15 Great Science Fiction/Fantasy Books to Read in 2013

Books of the Year

Looking forward, looking back

The Best Fantasy Releases of 2012

The Wertzone Awards 2012

Top 10 (11?) "Indie" Books of 2012

The patterns I noticed were interesting, but there are some gaps in the lists, not to mention who is devising the lists.  I wonder what would be the favorites of those "voiceless?"


Anonymous said...

many of those "best" lists hardly differ from "to be released" lists?

Larry Nolen said...

Well, there is something about what is being selected and by whom the selections are made.

Anonymous said...

ARC books?

lack of int'l authors?

lack of story collections?

I really only had time to glance at some of the lists.

Larry Nolen said...

Wasn't thinking of the first.

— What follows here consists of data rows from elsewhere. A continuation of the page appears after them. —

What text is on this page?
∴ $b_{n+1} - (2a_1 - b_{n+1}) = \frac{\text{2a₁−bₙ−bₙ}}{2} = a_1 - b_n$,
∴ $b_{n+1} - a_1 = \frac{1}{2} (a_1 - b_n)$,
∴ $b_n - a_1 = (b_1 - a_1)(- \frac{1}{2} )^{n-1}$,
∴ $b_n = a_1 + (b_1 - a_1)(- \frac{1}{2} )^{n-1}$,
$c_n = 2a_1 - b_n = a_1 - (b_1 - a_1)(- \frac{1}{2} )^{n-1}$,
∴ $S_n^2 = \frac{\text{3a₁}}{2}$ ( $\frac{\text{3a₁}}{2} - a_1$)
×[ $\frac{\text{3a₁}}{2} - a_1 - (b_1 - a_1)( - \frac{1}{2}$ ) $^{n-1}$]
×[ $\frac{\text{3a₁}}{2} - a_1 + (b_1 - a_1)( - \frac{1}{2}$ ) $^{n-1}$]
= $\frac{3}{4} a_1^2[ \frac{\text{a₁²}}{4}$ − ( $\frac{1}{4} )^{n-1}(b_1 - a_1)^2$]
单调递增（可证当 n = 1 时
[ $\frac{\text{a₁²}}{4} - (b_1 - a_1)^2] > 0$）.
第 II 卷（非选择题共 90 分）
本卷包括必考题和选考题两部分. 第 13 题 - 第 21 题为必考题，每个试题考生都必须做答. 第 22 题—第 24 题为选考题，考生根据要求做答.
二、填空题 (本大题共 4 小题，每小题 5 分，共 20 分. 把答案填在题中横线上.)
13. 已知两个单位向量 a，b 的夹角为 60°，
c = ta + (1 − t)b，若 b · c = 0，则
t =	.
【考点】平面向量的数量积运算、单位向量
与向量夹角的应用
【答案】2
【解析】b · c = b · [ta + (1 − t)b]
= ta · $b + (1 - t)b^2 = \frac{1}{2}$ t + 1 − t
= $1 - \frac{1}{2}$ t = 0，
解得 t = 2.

The second is a small part of it, same for the third.

Jaime Tello said...

A lack of quality?

Larry Nolen said...

Some, especially those around the middle/last third of the list, do have quality works, but there's an interesting spectrum here.

Here's what I noticed, since this post's been up for a few days:

The ethnic/gender background of the list writers seems to shape those lists. Men, particularly younger white males, tend to select books targeted for their demographic. White women are more varied in their selection, with more women but not necessarily a majority of them on their lists, but the type of story chosen for their lists differs significantly.

Those who review realist/literary genres have a broader range of story types chosen, but they also broadly fall within the parameters I note above.

There are very few lists here from non-whites. This is a failure of searching, no doubt, but those that do appear mostly come from non-Anglo-American regions and their selections represent an interesting mixture of books selected.

This isn't condemning anyone as much as noting that it's so easy for group dynamics to play a role in list selection and promotion. I didn't put my Best of 2012 lists here in this links page, but what I noticed was out of the final list of 25 notable books (excluding the 10 honorable mentions), that I had this breakdown:

8/25 - women writers
17/25 - men writers
5/25 - translated fictions
7/25 - non-white (including biracial) writers
18-25 - white writers, including 12/25 being white male writers

And that's one of the better percentages I've noticed in the lists I linked to. Lots more out there in this world than what our group identification preferences are letting us discover, I fear.